薄暗い廊下の先から、足音が近づいてくる。
槙島聖護は、壁に背を預けたまま息を殺し、わずかに顎を傾けた。
前を行く鈴羽も同じように立ち止まり、銃口を音のする方へ向ける。
「……来るね。」
「ええ。……二人分、かな。」
ほんの一瞬、呼吸が止まる。
影が、角の向こうから飛び出した。
先頭にいたのは、桐生萌郁だった。
そのすぐ背後──紅莉栖と志乃。
聖護の身体は、ほとんど思考を待たずに動いていた。
引き金を絞る感触が、指先にまとわりつく。
銃声が廊下に弾け──
キィンと火花が散った。
弾丸は萌郁の頬をかすめ、後ろの壁を抉る。
萌郁が咄嗟に身体を捻り、銃口を払ったのだ。
「……っ!」
すぐさま距離が詰まる。
銃は役に立たない距離。金属が床を転がる音。
萌郁はほとんど反射で、聖護の腕を掴み、体勢を崩そうとする。
しかし、次の瞬間──
「……遅いよ、君。」
視界が、ふっと反転した。
気づいた時には、萌郁は床に叩きつけられていた。
手首はひねり上げられ、背中には膝。動けば骨が折れる角度。
喉の奥から、かすかな息が漏れる。
聖護はほとんど無表情のまま、懐からナイフを抜いた。
冷たく光る刃が、迷いなく振り上げられる。
「……君は敵だ。
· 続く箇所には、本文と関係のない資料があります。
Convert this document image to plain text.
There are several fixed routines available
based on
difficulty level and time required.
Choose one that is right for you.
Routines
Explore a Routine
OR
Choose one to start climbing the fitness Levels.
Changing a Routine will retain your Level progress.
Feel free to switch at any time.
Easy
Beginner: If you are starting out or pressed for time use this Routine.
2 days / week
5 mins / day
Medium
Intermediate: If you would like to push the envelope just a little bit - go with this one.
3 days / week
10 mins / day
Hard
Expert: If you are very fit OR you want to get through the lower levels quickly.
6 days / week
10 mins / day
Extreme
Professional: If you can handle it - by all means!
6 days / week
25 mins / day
」
それは、判断でも、葛藤でもない。
ただ事実を確認するような、静かな宣告だった。
刃先が、萌郁の喉元へと落ちていく──その瞬間。
「やめて!!」
小さな身体が、横から飛び込んできた。
志乃だった。
「お父さん、だめっ!」
彼の腕にしがみつき、必死に押さえ込む。
ナイフの軌道がわずかに逸れ、刃先は萌郁の頬のすぐ横、床に突き刺さった。
ガキンという嫌な音が響き、コンクリートにヒビが入る。
一瞬、時間が止まったようだった。
鈴羽は、その光景を数メートル先から見ていた。
ナイフを振り下ろす直前の聖護の目──
そこには、さっきまで自分と横並びで戦っていた“仲間”の色はなかった。
(……やば……)
背筋を、ぞわりと冷たいものが這い上がる。
戦場で何度も見てきた、“人を殺すことに一切の迷いがない目”。
だが、今目の前にいるのは、それを遥かに研ぎ澄ませた「狩人」だった。
「……志乃。」
聖護が、志乃の方へゆっくり視線を落とす。
しがみついていた志乃は、その目を真っ直ぐに見上げていた。
泣きそうな顔をしながらも、決して目を逸らさない。
「この人、守ってくれたの。……お母さんと、わたしのこと。」
萌郁の手はまだ震えていた。
床には、彼女がさっき撃ち抜いたらしいラウンダーの血痕が飛び散っている。
聖護は一度、その赤をちらりと見下ろし、
次に、萌郁の手の中の拳銃を見た。
照準は、自分ではなく、通路の奥──まだ息のある敵たちの方を向いている。
沈黙が、数秒だけ続く。
やがて、聖護は小さく息を吐き、ナイフを引き抜いた。
刃についたコンクリートの粉を指で払うと、あっさりと懐に戻す。
「……分かったよ、志乃。」
彼はそのまま萌郁から膝をどけ、立ち上がった。
「君がそう言うなら、彼女にはもう何もしない。」
その言葉は相変わらず穏やかだったが、
鈴羽には、底知れない重さを伴って聞こえた。
(……“志乃が言ったから”やめただけ。
言わなかったら、本当に殺してた──)
萌郁は、床に倒れたまま、聖護を見上げていた。
その視線には、恐怖と混乱と、
うっすらと、自分でも理解できない安堵の色が混じっていた。
聖護はそんな彼女の視線を一度だけ受け止め、
ふっと口の端だけで笑った。
「……それで? 君はどっちなんだい。
ラウンダーか、志乃の“味方”か。」
萌郁の喉が、小さく鳴る。
それでも、震える声で搾り出した。
「……志乃ちゃんを……守る。」
聖護は、その答えを聞いて満足したように目を細めた。
「いいね。じゃあ、君はまだ“生きる理由”がある。」
その一言に、鈴羽はまたぞくりとした。
人を生かすのも殺すのも、
この男の中では、きっと同じくらい軽い行為なのだろう。
ただひとつ違うのは──
志乃が触れた瞬間だけ、その天秤が確実に傾く、ということ。